Manuel Perez-Garcia passed away in Miami at the tender age of 102 in 2011. Today his ashes along with those of his son rest in Arlington. Maybe he’s lucky not to witness his beloved flag raised in Castro’s Havana, within walking distance of political prisons and torture chambers, a smirking Che Guevara mocking it from banners and murals in every direction.

For Manuel Perez-Garcia and his Band of Brothers that flag [the Stars and Stripes] symbolized victory and freedom.

In Havana today it symbolizes U.S. surrender to the Stalinist cowards who destroyed and defiled their homeland, and craved to nuke their adopted one.

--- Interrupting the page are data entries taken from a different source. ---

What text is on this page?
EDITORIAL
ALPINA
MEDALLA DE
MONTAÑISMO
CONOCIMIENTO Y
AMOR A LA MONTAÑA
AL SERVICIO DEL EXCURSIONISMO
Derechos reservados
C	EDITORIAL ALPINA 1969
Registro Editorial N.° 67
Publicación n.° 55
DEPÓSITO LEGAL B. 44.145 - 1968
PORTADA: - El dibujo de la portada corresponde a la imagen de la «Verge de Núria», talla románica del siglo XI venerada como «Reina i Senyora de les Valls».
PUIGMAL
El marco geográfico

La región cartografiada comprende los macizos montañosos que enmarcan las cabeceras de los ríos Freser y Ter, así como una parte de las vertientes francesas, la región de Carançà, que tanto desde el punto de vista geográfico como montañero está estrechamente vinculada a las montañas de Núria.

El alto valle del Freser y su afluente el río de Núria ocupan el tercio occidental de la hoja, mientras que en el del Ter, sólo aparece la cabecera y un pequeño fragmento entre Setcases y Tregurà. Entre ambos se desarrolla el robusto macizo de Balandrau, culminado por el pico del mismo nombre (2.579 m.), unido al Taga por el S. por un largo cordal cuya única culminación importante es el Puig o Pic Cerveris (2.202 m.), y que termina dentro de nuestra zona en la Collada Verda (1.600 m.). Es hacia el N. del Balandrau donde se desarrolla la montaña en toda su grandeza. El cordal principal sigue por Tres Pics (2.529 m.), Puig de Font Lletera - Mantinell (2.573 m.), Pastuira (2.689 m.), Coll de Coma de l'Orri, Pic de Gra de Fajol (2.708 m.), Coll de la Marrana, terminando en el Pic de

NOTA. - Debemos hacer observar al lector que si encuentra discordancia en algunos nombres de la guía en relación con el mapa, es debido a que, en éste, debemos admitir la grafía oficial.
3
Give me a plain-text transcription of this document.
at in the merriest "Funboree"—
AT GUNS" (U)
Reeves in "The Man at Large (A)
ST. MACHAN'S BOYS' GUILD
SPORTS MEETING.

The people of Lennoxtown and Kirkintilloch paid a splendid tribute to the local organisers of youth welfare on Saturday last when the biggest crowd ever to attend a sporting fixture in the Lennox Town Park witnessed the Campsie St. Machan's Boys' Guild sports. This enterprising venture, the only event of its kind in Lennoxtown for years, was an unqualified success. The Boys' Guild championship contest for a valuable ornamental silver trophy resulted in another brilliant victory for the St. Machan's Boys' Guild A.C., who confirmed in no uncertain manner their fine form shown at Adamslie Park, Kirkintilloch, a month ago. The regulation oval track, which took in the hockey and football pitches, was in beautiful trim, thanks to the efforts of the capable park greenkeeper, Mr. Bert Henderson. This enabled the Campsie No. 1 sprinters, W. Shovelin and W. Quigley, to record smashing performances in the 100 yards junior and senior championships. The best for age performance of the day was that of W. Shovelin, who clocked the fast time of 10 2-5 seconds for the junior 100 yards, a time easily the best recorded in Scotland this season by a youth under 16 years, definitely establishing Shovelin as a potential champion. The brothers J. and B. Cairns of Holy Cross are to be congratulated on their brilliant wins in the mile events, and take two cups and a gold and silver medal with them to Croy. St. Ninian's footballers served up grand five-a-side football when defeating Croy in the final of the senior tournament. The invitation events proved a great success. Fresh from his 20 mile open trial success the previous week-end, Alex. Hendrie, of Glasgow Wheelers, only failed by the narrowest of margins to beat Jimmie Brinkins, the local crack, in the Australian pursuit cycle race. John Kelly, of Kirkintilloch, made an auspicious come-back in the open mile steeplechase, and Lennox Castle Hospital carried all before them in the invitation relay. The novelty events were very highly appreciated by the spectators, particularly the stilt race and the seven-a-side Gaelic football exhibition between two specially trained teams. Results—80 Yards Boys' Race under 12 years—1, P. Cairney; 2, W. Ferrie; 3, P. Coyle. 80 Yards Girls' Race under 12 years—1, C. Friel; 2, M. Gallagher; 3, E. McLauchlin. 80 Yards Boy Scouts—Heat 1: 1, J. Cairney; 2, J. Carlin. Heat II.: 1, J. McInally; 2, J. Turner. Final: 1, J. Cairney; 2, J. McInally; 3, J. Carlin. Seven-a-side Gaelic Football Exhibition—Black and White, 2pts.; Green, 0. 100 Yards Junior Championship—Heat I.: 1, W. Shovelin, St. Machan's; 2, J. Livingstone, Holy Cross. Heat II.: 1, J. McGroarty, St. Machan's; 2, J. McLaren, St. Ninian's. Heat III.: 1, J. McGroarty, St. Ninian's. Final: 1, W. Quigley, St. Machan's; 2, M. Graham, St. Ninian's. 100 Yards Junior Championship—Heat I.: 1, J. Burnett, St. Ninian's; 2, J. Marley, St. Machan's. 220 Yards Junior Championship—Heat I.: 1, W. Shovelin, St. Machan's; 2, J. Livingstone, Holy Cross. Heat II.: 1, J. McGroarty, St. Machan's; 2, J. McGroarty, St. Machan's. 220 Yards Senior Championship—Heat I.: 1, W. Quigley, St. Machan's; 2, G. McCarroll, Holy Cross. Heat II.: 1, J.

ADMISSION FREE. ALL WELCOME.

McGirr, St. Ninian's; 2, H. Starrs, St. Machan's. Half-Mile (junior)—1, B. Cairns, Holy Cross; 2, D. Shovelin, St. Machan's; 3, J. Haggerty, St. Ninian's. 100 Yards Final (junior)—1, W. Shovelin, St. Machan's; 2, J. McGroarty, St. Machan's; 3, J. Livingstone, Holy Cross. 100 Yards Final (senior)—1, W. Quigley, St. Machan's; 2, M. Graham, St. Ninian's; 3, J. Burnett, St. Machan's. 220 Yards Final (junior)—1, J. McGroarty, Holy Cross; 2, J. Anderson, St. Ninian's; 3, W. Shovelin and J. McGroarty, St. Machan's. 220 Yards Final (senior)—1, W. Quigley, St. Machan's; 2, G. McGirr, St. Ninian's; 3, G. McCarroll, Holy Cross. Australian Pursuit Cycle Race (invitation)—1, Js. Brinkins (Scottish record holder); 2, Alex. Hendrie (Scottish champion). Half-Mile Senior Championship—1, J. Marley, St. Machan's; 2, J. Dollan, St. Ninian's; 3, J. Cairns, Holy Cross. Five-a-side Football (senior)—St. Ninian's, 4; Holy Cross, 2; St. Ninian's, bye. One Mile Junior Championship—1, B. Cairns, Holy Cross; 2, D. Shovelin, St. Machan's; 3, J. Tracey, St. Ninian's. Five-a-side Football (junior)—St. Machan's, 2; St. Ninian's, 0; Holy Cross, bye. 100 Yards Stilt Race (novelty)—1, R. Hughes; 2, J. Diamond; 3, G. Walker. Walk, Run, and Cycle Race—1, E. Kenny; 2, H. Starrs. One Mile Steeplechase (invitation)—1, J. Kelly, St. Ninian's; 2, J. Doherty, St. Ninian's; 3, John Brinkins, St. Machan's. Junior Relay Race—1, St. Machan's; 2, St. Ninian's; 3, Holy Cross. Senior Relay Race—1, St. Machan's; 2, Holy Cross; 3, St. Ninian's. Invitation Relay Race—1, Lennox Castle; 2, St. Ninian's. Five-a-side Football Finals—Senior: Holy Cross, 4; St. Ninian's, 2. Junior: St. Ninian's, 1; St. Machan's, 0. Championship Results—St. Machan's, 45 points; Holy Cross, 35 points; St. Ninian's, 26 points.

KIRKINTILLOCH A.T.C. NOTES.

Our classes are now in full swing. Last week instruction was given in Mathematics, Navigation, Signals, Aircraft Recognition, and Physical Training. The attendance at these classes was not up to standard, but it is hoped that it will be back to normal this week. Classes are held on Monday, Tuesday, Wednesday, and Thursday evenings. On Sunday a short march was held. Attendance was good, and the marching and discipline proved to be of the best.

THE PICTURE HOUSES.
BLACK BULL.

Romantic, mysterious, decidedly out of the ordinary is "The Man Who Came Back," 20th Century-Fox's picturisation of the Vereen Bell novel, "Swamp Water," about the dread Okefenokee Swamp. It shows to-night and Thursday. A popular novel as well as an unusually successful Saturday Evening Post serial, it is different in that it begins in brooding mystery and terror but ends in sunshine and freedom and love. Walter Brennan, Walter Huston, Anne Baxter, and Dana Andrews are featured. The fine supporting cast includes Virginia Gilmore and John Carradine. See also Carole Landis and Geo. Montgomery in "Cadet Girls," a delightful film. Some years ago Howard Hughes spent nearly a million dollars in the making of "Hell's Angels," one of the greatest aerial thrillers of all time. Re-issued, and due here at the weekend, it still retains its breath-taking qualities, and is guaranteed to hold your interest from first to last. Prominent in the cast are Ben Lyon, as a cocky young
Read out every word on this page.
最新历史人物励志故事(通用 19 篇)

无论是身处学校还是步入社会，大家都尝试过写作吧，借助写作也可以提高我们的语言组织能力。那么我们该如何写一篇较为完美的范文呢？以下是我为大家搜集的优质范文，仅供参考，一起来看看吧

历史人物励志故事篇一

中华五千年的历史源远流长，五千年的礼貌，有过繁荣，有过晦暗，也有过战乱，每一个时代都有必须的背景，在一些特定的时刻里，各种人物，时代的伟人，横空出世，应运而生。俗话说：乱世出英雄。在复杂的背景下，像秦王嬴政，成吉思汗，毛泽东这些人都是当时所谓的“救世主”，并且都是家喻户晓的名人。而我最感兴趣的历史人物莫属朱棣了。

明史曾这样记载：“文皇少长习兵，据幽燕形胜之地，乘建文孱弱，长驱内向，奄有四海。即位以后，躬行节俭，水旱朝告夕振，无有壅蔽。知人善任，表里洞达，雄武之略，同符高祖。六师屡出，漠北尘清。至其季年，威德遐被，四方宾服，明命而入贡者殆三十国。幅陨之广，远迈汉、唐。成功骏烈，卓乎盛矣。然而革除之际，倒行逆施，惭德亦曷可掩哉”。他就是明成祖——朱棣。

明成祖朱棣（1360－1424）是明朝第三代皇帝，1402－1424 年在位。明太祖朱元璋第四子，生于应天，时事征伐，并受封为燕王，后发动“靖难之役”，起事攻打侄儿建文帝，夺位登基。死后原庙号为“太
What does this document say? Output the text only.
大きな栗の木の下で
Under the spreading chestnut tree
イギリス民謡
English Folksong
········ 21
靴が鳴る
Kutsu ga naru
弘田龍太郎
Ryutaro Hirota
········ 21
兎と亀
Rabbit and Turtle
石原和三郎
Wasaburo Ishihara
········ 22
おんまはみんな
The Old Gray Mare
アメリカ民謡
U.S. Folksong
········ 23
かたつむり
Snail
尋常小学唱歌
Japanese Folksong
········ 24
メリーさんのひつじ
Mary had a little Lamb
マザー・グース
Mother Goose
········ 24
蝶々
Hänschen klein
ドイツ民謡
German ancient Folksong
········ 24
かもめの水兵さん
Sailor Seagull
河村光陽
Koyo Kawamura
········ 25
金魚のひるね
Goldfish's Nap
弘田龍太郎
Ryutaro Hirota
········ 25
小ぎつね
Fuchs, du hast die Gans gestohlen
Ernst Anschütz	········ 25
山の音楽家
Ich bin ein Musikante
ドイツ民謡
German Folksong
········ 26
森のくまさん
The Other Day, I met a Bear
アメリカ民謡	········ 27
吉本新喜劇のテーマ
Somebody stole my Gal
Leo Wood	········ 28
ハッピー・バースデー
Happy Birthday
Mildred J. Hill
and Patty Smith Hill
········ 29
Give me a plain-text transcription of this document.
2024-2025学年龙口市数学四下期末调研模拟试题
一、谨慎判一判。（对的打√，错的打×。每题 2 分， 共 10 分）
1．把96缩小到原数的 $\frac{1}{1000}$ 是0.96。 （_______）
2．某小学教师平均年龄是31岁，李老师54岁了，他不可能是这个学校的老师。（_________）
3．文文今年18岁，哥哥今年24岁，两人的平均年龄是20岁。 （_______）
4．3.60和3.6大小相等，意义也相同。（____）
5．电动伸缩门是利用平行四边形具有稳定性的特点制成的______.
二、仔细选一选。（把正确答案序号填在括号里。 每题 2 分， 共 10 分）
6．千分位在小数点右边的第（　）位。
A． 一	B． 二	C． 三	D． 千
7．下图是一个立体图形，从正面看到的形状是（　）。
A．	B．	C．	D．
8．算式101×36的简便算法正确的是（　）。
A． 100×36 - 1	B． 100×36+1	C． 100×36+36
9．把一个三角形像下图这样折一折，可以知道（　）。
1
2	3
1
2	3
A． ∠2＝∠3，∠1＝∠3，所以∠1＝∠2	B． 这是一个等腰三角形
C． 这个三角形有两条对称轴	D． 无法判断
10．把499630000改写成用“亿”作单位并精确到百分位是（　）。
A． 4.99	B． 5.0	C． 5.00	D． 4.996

“When at the Bay of Pigs we were abandoned, we were sad,” says Che Guevara’s captor Felix Rodriguez, who today serves as the President of the Bay of Pigs Veterans Association. “And now we feel abandoned again, betrayed by the President.”

We would only disagree with Marco Rubio’s statement of condemnation so far as to contend that Obama and his gang – especially traitorous Kerry – who so incredibly govern the United States, are not “making concessions” to their country’s enemies out of “weakness”, but pressing aid and comfort upon them out of passionate ideological affinity.